De nouvelles révélations sur l’espionnage avec Pegasus contre le gouvernement espagnol prouvent une fois de plus l’implication du Maroc

Le journal électronique espagnol d’information « Ok Diario » a révélé mardi que le chef des services de renseignements marocains, Abdellatif Hammouchi, homme de confiance du roi Mohammed VI et agent de l’ombre du régime du makhzen, est l’architecte de l’espionnage avec Pegasus contre le gouvernement Sánchez en 2022.
En mai 2022, le gouvernement espagnol a rapporté que le Centre national de renseignements avait détecté des signes d’espionnage par Pegasus sur les téléphones portables de Sánchez et de la ministre de la Défense, Margarita Robles, entre 2020 et 2021. Par la suite, d’autres membres de l’exécutif espagnol, comme le ministre de l’Intérieur, Fernando Grande-Marlaska, ont également été concernés.

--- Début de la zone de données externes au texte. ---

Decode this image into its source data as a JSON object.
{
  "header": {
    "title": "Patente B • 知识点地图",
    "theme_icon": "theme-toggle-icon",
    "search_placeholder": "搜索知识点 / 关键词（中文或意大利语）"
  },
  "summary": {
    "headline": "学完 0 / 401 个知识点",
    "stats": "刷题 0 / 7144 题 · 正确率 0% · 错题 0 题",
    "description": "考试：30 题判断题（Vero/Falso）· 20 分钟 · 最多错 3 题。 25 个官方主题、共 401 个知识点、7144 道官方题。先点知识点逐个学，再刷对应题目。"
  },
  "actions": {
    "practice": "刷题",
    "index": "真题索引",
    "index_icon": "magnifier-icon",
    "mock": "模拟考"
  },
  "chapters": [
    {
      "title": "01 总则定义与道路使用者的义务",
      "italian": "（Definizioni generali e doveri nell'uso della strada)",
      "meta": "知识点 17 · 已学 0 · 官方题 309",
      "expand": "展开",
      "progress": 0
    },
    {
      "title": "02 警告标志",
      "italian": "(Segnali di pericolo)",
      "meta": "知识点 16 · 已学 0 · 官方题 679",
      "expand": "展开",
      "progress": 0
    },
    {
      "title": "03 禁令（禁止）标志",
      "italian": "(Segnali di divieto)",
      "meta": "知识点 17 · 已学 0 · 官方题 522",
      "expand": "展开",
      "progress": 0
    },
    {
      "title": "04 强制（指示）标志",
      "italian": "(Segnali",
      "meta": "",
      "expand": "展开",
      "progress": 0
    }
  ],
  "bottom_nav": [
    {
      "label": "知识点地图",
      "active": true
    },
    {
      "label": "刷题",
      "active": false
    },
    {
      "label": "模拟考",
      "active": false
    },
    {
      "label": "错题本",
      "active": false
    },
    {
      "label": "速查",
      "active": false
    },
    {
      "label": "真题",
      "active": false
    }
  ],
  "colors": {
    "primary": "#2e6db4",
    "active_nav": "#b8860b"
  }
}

Suite à la révélation de ces faits, l’enquête sur l’affaire Pegasus a commencé, portant sur l’espionnage présumé réalisé avec un logiciel sioniste sur les téléphones portables de Sánchez et de plusieurs ministres.
Pegasus est un logiciel espion de fabrication sioniste qui, une fois installé sur un téléphone, est capable d’activer le microphone et la caméra du terminal depuis un panneau de commande distant. De plus, il fait office de géolocalisateur, permettant de savoir exactement où se trouve le propriétaire.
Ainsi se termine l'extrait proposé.